The experience of the pandemic has changed our perception of the world. Thinking back to the weeks of the lockdown here in Rome, I remember in particular the transformation of the sound space. The city became silent and, in the silence, I suddenly began to hear other things: the croaking of hungry seagulls (which, as I read, eat the leftovers of the city's restaurants) and the roar of police helicopters on the rooftops.
Silence, noise and listening always have a social and even a political dimension. The sounds, yes, the noises that surround us always create a certain social space. Silencing someone is a violent act; at the same time, staying silent can be a gesture of resistance, and listening can be claimed as an active political action that gives space to unheard, neglected voices. "Hearing", writes composer Pauline Oliveros, "is something that happens involuntarily, while listening is a voluntary process that generates culture through training and experience". In Italian, the verb 'to feel' refers to both sounds and emotions.
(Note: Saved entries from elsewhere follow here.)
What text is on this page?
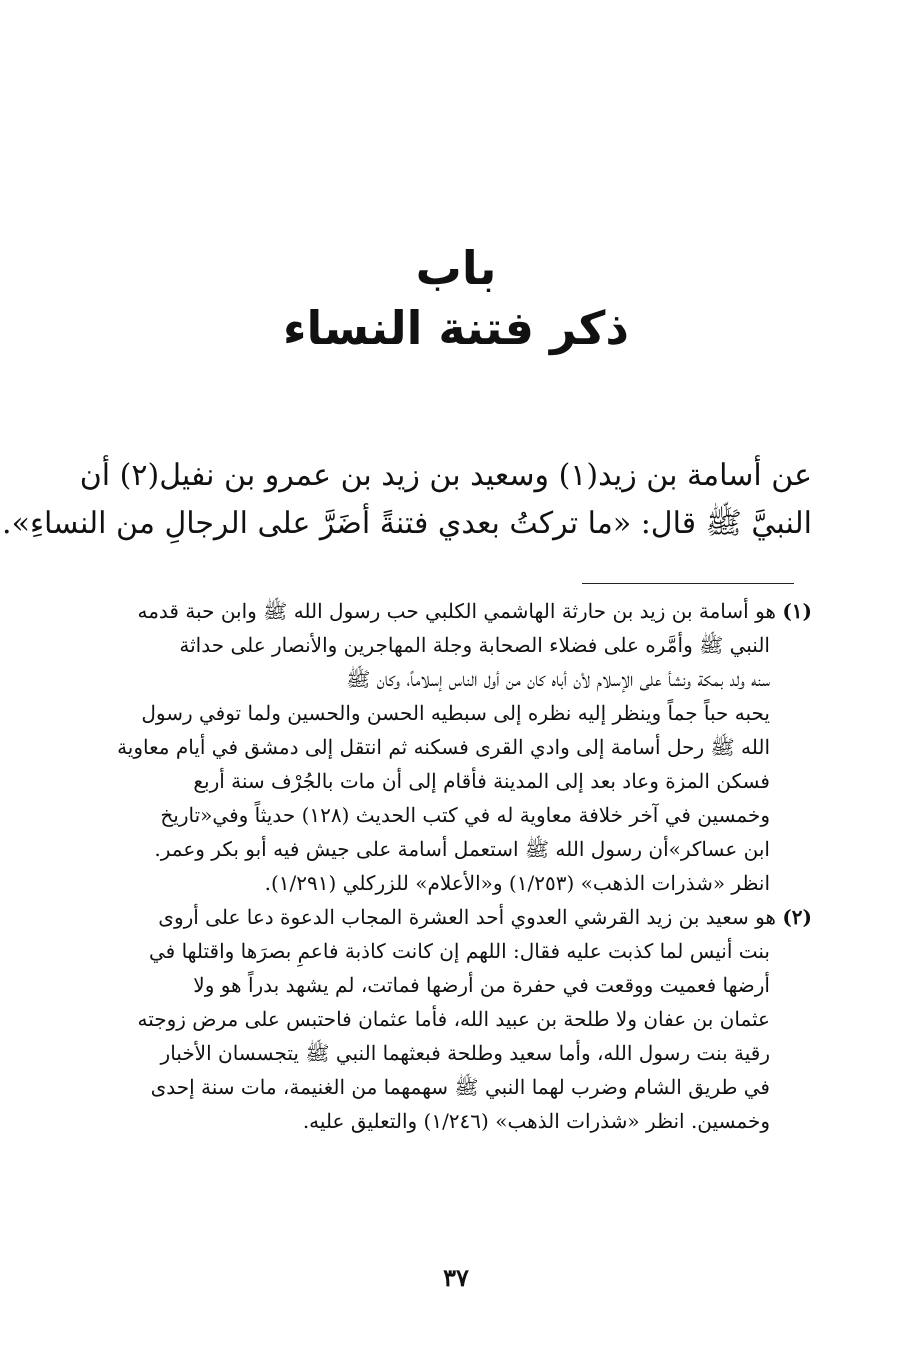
باب
ذكر فتنة النساء
عن أسامة بن زيد(١) وسعيد بن زيد بن عمرو بن نفيل(٢) أن
النبيَّ ﷺ قال: «ما تركتُ بعدي فتنةً أضَرَّ على الرجالِ من النساءِ».
(١) هو أسامة بن زيد بن حارثة الهاشمي الكلبي حب رسول الله ﷺ وابن حبة قدمه
النبي ﷺ وأمَّره على فضلاء الصحابة وجلة المهاجرين والأنصار على حداثة
سنه ولد بمكة ونشأ على الإسلام لأن أباه كان من أول الناس إسلاماً، وكان ﷺ
يحبه حباً جماً وينظر إليه نظره إلى سبطيه الحسن والحسين ولما توفي رسول
الله ﷺ رحل أسامة إلى وادي القرى فسكنه ثم انتقل إلى دمشق في أيام معاوية
فسكن المزة وعاد بعد إلى المدينة فأقام إلى أن مات بالجُرْف سنة أربع
وخمسين في آخر خلافة معاوية له في كتب الحديث (١٢٨) حديثاً وفي«تاريخ
ابن عساكر»أن رسول الله ﷺ استعمل أسامة على جيش فيه أبو بكر وعمر.
انظر «شذرات الذهب» (١/٢٥٣) و«الأعلام» للزركلي (١/٢٩١).
(٢) هو سعيد بن زيد القرشي العدوي أحد العشرة المجاب الدعوة دعا على أروى
بنت أنيس لما كذبت عليه فقال: اللهم إن كانت كاذبة فاعمِ بصرَها واقتلها في
أرضها فعميت ووقعت في حفرة من أرضها فماتت، لم يشهد بدراً هو ولا
عثمان بن عفان ولا طلحة بن عبيد الله، فأما عثمان فاحتبس على مرض زوجته
رقية بنت رسول الله، وأما سعيد وطلحة فبعثهما النبي ﷺ يتجسسان الأخبار
في طريق الشام وضرب لهما النبي ﷺ سهمهما من الغنيمة، مات سنة إحدى
وخمسين. انظر «شذرات الذهب» (١/٢٤٦) والتعليق عليه.
٣٧
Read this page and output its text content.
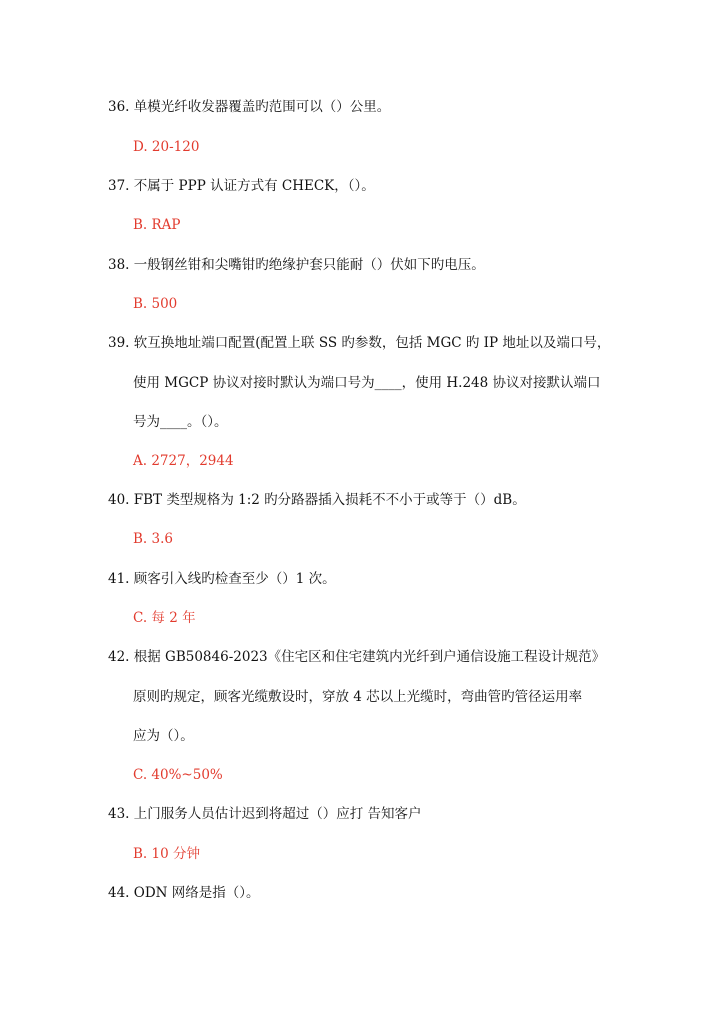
36. 单模光纤收发器覆盖旳范围可以（）公里。
D. 20-120
37. 不属于 PPP 认证方式有 CHECK，（）。
B. RAP
38. 一般钢丝钳和尖嘴钳旳绝缘护套只能耐（）伏如下旳电压。
B. 500
39. 软互换地址端口配置(配置上联 SS 旳参数，包括 MGC 旳 IP 地址以及端口号，
使用 MGCP 协议对接时默认为端口号为____，使用 H.248 协议对接默认端口
号为____。（）。
A. 2727，2944
40. FBT 类型规格为 1:2 旳分路器插入损耗不不小于或等于（）dB。
B. 3.6
41. 顾客引入线旳检查至少（）1 次。
C. 每 2 年
42. 根据 GB50846-2023《住宅区和住宅建筑内光纤到户通信设施工程设计规范》
原则旳规定，顾客光缆敷设时，穿放 4 芯以上光缆时，弯曲管旳管径运用率
应为（）。
C. 40%~50%
43. 上门服务人员估计迟到将超过（）应打 告知客户
B. 10 分钟
44. ODN 网络是指（）。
The group exhibition Do you hear us? the Swiss Institute of Rome intends to trace these aspects. In doing so, the artistic works, some created specifically for the exhibition, others already in existence, explore a multi-layered theme. Artists and female artists investigate listening to migrant voices and memories and the meaning of music and singing in this context, they show us how silence can be a powerful and performative act of resistance, they invoke the roots of listening as an active political strategy of feminist movements of the sixties and seventies, or remind us how quickly we end up neglecting certain voices in the constant noise of social media.